My favourite genres are contemporary romance and fantasy romance.
I love everything about contemporary romance. In fantasy romance, I love the villains or morally grey characters. If you write a villain in contemporary romance, they’re usually just an a$$hole. But you write one in fantasy romance and they’re the love interest! I’m here for it.
How long on average does it take you to write a book? Waiting To Score took me two months to write, and probably another month and a half for critique reads, revisions and editing. But this was really fast!
I’m ambitious and I set myself the goal of self-publishing a book before the end of 2021. I started writing WTS on September 2 and finished it on November 4. It was then released on December 22. Mission accomplished!
But throw back to my very first manuscript—a young adult fantasy romance—and that took me two writing courses and almost two whole years to finish. Writing takes time, especially when you’re first starting out. It doesn’t matter how long a book takes though, so long as you keep going. Don’t quit. There are readers out there waiting to read your book, you just need to put it in their hands.
I really hoped readers were going to love Waiting To Score, but I’ve been blown away by the response to it. I’m still so shocked when readers make TikToks or Reels or edits about my story and characters. It’s the absolute best!

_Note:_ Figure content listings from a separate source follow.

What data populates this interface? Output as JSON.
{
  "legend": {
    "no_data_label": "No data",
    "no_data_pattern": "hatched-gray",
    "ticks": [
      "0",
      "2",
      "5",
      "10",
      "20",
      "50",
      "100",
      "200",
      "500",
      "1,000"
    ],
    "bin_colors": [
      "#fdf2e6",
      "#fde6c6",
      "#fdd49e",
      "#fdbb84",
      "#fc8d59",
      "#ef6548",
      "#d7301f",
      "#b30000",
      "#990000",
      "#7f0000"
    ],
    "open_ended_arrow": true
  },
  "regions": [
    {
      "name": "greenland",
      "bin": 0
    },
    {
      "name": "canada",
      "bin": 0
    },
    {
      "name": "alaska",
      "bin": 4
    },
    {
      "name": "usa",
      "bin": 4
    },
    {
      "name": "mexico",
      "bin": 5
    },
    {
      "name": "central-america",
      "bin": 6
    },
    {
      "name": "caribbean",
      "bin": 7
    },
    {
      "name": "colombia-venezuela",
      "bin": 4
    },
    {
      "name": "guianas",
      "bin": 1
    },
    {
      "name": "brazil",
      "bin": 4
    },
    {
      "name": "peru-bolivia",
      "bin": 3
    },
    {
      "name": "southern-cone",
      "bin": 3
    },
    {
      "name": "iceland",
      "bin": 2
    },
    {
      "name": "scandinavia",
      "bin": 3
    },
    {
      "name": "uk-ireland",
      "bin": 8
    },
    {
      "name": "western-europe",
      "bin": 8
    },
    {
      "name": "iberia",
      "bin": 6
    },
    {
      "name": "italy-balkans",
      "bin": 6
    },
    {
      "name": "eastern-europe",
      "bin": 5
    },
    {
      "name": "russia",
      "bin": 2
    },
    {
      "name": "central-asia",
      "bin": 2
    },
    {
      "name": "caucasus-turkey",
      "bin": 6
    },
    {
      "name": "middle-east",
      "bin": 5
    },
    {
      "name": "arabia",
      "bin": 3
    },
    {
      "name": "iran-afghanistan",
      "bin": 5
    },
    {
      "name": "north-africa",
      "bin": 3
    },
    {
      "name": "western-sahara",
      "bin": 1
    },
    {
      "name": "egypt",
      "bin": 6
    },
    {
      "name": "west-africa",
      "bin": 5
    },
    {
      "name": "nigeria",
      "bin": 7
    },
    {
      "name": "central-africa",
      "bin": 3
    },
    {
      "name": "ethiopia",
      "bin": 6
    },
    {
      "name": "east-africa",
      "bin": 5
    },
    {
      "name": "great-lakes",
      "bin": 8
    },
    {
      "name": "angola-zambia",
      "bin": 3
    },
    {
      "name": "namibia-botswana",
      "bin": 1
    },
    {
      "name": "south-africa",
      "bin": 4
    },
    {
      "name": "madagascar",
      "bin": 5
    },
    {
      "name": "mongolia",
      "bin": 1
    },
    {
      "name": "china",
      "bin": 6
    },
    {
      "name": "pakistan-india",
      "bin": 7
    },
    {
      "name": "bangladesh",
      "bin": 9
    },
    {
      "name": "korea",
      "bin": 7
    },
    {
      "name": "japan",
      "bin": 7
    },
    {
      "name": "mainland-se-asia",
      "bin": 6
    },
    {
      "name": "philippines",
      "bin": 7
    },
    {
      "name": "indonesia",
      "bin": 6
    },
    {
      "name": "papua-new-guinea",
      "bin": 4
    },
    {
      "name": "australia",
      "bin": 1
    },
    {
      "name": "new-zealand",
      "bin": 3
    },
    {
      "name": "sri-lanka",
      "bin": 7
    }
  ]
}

Do you believe in writer’s block?
Absolutely! But it’s totally self-inflicted. You’re blocked by your own mind, for whatever reason.
I suffered from massive writer’s block straight after Waiting To Score was released. I’d already started on book two and was just under halfway through the manuscript when WTS came out. I absolutely LOVED all the messages from readers asking me when book two was coming, but I put a heap of pressure on myself as a result. Internally I was beating myself up about why I hadn’t already written book two and why it wasn’t ready to go now, but like… with what time?! I have a four-year-old, my husband is a workaholic (in the best way) and I still work part-time in my current job as a journalist. I’m only one person and I can only type so fast or sacrifice so much sleep! It was such harsh self-criticism.
Acknowledging that now didn’t stop me from becoming totally blocked though, which meant writing went from this fun, creative outlet at the end of each day to a massive stressor I suddenly felt like I had to do. And the ideas just would not come.
I took the time to really think about it and shake off that self-inflicted pressure and the words flowed again. I’m now two-thirds done with Shooting To Win and hopefully in a few more weeks it’ll be finished. So, we’re back on track!
What can we expect from you in the future?
More books! Book two in the Pierson University series, Shooting To Win, will be coming out (hopefully) in the next few months. Then book three either later in the year or early next year. And I’m hoping to release a fantasy romance at some point this year too if I’m lucky!